The faculty leaders of the trip include Dr. Dixee Bartholomew-Feis, Professor of History and Dean of the School of Social Science, Philosophy and Religion; and Dr. Peter Steinfeld, Professor of Philosophy and Religion, and Associate Dean of the Faculty. There will be a prep-course required prior to the trip that will take place in the fall semester.

Steinfeld shares important information for the students interested in the trip.

“The prep-course then is to prepare the students who are going on the trip but also to make them resident experts at the places we’re going to visit. So they will take a topic and become the experts on that topic. It becomes a way there’s a bit of investment ahead of time with some of the academic components or understanding learning something about the history or importance or particular site we are going to be visiting,” Steinfeld said.

Bartholomew-Feis notes that the purpose of this trip really is to gain an education about the Holocaust.

“These countries are beautiful in their own right. They have some beautiful old historic areas. But the trip is not geared for those kinds of things. I don’t know that a person would enjoy the trip very much if their were no meaning attached to it,” Bartholomew-Feis said.

The trip has had a large impact on not only faculty and students but an alumni who have gone on the trip in previous years.

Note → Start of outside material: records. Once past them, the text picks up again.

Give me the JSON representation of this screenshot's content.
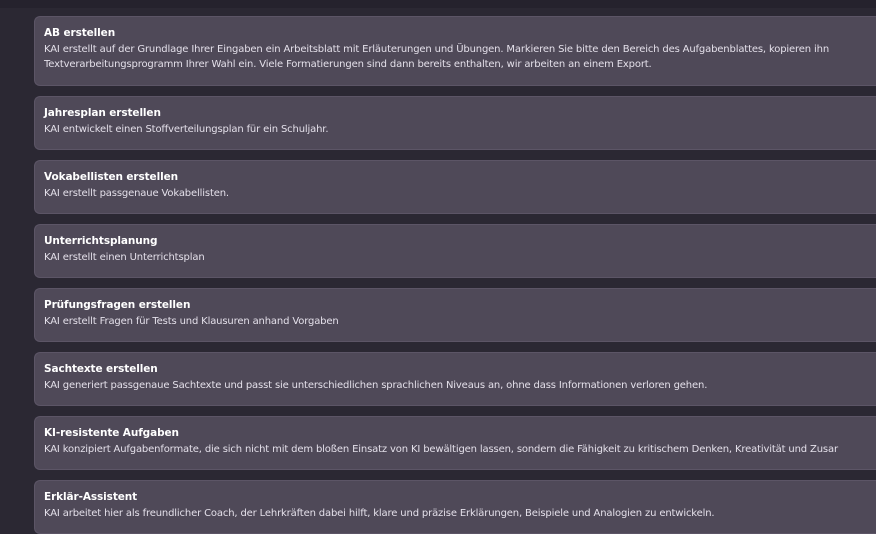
{
  "cards": [
    {
      "title": "AB erstellen",
      "desc_line1": "KAI erstellt auf der Grundlage Ihrer Eingaben ein Arbeitsblatt mit Erläuterungen und Übungen. Markieren Sie bitte den Bereich des Aufgabenblattes, kopieren ihn",
      "desc_line2": "Textverarbeitungsprogramm Ihrer Wahl ein. Viele Formatierungen sind dann bereits enthalten, wir arbeiten an einem Export."
    },
    {
      "title": "Jahresplan erstellen",
      "desc": "KAI entwickelt einen Stoffverteilungsplan für ein Schuljahr."
    },
    {
      "title": "Vokabellisten erstellen",
      "desc": "KAI erstellt passgenaue Vokabellisten."
    },
    {
      "title": "Unterrichtsplanung",
      "desc": "KAI erstellt einen Unterrichtsplan"
    },
    {
      "title": "Prüfungsfragen erstellen",
      "desc": "KAI erstellt Fragen für Tests und Klausuren anhand Vorgaben"
    },
    {
      "title": "Sachtexte erstellen",
      "desc": "KAI generiert passgenaue Sachtexte und passt sie unterschiedlichen sprachlichen Niveaus an, ohne dass Informationen verloren gehen."
    },
    {
      "title": "KI-resistente Aufgaben",
      "desc": "KAI konzipiert Aufgabenformate, die sich nicht mit dem bloßen Einsatz von KI bewältigen lassen, sondern die Fähigkeit zu kritischem Denken, Kreativität und Zusar"
    },
    {
      "title": "Erklär-Assistent",
      "desc": "KAI arbeitet hier als freundlicher Coach, der Lehrkräften dabei hilft, klare und präzise Erklärungen, Beispiele und Analogien zu entwickeln."
    }
  ]
}
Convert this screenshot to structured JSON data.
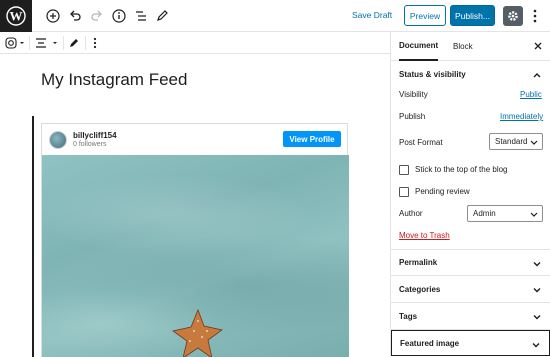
{
  "toolbar": {
    "save_draft": "Save Draft",
    "preview": "Preview",
    "publish": "Publish..."
  },
  "editor": {
    "title": "My Instagram Feed"
  },
  "instagram": {
    "username": "billycliff154",
    "followers": "0 followers",
    "view_profile": "View Profile"
  },
  "sidebar": {
    "tabs": [
      "Document",
      "Block"
    ],
    "status_visibility": {
      "heading": "Status & visibility",
      "visibility_label": "Visibility",
      "visibility_value": "Public",
      "publish_label": "Publish",
      "publish_value": "Immediately",
      "post_format_label": "Post Format",
      "post_format_value": "Standard",
      "stick_label": "Stick to the top of the blog",
      "pending_label": "Pending review",
      "author_label": "Author",
      "author_value": "Admin",
      "trash": "Move to Trash"
    },
    "panels": [
      "Permalink",
      "Categories",
      "Tags",
      "Featured image"
    ]
  },
  "colors": {
    "accent": "#0073aa",
    "instagram_button": "#0095f6",
    "trash": "#cc1818"
  }
}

Tiffanie Drayton, who graduated in 2001 with majors in history and political science, went on the trip in 2000. 

“This was my first experience overseas so it was an amazing opportunity for me!” Drayton said. “Seeing firsthand the remains of the camps and ghettos in Poland and the Czech Republic was a surreal experience because even though you study and learn about history, it doesn’t seem real. The trip could be emotionally heavy at times, but being able to experience it with classmates and professors that you could talk to and ask questions of was invaluable.”